If your own stack has a setting nobody dares touch and nobody remembers adding, tell me about it. Those are the good ones.

Sources & Further Reading

Footnotes

  1. I’ll never get over how good the Unix and Linux “everything is a file” idea is. Your disk is a file, your terminal is a file, a running process is a directory you can read, a network socket reads like one, and the kernel will hand you the machine’s own memory and state as plain text under /proc. None of those things is “really” a file; the virtual file system is a layer of indirection draped over wildly different hardware and concepts, presenting one boringly uniform interface you can cat, grep, and pipe.
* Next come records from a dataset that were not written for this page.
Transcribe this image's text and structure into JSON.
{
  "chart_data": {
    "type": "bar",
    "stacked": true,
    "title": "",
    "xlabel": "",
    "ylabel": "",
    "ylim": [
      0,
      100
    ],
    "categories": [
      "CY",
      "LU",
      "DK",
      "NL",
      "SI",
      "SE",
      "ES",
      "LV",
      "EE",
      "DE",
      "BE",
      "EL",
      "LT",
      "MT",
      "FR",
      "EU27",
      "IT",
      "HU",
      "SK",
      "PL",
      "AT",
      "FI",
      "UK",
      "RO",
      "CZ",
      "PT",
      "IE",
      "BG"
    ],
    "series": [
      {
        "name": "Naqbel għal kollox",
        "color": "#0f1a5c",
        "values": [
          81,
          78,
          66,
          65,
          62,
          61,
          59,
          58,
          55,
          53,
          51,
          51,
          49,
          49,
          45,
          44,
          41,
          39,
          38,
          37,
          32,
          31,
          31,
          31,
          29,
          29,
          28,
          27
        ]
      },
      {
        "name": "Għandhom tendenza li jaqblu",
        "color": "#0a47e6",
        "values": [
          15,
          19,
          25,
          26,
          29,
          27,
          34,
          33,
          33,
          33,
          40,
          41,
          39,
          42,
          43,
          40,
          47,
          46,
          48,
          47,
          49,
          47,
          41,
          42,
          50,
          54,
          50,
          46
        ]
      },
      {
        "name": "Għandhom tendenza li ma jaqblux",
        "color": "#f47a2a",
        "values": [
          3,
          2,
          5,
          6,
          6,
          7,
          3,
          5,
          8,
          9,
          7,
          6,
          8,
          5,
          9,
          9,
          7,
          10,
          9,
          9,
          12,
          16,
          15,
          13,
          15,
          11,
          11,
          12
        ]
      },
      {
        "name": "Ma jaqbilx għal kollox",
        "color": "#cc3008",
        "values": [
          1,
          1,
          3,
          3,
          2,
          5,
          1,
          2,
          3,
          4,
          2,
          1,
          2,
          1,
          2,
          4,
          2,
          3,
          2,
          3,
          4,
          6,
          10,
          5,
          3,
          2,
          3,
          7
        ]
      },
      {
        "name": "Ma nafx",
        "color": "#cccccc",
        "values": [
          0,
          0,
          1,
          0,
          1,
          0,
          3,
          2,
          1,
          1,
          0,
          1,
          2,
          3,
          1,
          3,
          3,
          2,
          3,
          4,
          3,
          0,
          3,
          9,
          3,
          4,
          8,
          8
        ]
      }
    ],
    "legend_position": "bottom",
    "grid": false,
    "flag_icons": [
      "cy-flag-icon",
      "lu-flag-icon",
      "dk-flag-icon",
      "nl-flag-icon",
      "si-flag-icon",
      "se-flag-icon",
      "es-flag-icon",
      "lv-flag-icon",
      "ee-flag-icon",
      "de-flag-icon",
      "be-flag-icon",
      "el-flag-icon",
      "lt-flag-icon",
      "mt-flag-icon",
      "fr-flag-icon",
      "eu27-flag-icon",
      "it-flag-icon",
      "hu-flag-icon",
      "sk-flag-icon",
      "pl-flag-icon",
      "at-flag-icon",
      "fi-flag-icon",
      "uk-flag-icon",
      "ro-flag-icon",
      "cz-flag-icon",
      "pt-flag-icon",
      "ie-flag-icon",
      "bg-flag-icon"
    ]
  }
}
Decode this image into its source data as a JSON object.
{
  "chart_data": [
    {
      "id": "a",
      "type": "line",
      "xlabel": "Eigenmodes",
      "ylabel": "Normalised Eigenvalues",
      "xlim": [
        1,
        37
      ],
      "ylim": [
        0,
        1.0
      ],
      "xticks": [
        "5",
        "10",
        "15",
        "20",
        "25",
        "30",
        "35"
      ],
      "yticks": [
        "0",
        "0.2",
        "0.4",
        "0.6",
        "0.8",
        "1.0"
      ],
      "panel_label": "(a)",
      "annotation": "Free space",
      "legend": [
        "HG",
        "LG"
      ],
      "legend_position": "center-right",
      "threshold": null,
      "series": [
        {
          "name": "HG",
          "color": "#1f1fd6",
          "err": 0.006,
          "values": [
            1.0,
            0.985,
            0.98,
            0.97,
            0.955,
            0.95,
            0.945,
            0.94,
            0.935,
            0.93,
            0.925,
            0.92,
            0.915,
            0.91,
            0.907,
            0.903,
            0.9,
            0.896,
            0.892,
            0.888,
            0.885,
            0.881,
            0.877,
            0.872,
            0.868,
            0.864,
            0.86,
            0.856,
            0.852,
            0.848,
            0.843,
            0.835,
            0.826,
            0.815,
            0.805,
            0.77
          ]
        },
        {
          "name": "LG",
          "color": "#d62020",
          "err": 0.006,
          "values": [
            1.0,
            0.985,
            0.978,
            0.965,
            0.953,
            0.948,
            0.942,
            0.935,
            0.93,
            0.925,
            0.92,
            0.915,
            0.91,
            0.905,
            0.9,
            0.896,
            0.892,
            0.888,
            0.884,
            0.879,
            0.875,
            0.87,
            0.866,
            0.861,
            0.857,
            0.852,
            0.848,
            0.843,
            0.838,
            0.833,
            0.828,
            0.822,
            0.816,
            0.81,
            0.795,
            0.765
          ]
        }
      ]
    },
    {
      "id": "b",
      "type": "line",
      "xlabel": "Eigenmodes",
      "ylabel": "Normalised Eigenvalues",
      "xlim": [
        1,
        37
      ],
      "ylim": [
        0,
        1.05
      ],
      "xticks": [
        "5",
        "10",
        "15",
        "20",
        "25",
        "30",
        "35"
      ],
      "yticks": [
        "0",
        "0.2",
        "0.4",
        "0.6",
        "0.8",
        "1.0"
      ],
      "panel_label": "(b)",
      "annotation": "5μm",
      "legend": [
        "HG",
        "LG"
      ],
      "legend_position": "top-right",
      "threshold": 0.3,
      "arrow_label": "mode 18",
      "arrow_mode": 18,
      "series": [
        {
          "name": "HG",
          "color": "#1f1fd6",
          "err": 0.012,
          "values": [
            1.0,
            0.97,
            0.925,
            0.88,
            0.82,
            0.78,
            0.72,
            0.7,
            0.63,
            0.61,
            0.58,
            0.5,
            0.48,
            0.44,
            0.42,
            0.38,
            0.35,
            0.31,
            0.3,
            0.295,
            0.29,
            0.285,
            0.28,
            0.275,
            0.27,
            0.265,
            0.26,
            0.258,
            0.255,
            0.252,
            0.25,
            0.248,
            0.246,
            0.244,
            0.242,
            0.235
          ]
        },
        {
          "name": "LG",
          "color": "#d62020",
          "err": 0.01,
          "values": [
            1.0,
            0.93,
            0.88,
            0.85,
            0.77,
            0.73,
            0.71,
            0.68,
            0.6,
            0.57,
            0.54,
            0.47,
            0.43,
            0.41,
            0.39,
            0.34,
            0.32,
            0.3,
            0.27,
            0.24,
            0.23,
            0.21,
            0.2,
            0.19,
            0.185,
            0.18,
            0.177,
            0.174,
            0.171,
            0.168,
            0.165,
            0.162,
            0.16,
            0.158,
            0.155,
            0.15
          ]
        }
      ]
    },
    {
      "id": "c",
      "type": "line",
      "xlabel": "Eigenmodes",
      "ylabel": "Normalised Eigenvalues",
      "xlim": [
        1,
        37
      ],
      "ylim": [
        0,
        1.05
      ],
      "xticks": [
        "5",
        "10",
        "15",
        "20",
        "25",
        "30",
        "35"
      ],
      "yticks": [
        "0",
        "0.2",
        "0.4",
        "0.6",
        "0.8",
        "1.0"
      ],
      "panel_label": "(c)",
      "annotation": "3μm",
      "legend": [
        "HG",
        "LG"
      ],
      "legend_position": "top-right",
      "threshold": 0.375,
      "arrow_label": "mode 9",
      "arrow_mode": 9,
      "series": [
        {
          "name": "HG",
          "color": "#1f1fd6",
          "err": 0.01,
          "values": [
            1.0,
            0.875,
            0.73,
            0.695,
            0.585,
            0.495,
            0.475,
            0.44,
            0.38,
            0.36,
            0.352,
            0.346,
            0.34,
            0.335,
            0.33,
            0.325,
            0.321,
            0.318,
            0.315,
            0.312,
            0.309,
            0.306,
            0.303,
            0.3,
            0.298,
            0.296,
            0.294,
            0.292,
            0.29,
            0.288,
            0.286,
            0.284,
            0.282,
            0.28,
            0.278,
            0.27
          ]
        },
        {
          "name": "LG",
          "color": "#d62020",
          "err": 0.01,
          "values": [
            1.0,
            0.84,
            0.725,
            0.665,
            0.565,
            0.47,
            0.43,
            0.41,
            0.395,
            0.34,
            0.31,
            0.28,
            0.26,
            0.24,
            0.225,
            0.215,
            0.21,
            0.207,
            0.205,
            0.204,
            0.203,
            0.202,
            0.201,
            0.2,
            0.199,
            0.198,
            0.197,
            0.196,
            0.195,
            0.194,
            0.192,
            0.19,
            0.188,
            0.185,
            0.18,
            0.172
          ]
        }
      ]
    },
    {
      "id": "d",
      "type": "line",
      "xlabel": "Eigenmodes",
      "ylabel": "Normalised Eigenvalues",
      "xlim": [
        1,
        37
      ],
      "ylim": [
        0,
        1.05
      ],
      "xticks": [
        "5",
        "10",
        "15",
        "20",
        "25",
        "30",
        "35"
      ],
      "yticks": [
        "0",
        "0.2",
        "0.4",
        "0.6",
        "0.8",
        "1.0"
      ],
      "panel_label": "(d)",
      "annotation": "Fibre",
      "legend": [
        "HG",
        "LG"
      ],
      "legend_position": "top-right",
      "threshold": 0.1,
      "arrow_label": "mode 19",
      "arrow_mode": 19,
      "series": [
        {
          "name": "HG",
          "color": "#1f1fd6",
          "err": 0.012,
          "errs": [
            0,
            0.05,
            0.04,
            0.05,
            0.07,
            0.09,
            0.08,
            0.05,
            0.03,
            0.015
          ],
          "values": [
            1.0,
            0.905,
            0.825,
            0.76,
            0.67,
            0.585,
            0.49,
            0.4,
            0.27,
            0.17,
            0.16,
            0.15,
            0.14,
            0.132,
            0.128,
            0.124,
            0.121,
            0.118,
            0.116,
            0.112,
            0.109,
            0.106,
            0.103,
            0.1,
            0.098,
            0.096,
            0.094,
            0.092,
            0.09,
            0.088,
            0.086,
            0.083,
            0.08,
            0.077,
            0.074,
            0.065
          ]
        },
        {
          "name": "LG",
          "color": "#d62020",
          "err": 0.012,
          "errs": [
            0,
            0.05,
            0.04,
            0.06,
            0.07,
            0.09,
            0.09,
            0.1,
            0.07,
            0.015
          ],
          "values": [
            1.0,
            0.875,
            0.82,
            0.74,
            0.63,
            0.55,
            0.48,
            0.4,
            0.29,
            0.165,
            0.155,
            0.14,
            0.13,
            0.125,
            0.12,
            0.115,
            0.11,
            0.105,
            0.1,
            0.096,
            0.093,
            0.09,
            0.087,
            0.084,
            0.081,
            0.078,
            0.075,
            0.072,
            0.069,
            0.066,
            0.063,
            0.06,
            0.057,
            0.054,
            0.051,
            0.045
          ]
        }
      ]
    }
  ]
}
It’s the cleanest demonstration I know of the old line that any problem in computer science can be solved by another level of indirection, usually credited to David Wheeler (the inventor of the subroutine) and made famous by Butler Lampson in his 1993 Turing Award lecture. The corollary even fits this post: except the problem of too many layers of indirection. File systems are just cool. If any of this makes you want to go properly deep, two references earn their shelf space: Michael Kerrisk’s The Linux Programming Interface (No Starch Press), which documents this file model down to the last system call, and Andrew Tanenbaum’s Modern Operating Systems, still the clearest account of why it all works the way it does.

  2. On a related note: an abstraction that’s genuinely context-free can be compressed with nothing lost, because each piece means the same thing no matter what surrounds it. The vector instructions we were complaining about weren’t context-free. Their real meaning lived in the loads and stores around them, the memory access pattern they belonged to, and that surrounding context is exactly what the abstraction threw away. Compress something context-free and you lose nothing; compress something context-dependent and you lose the one part that mattered.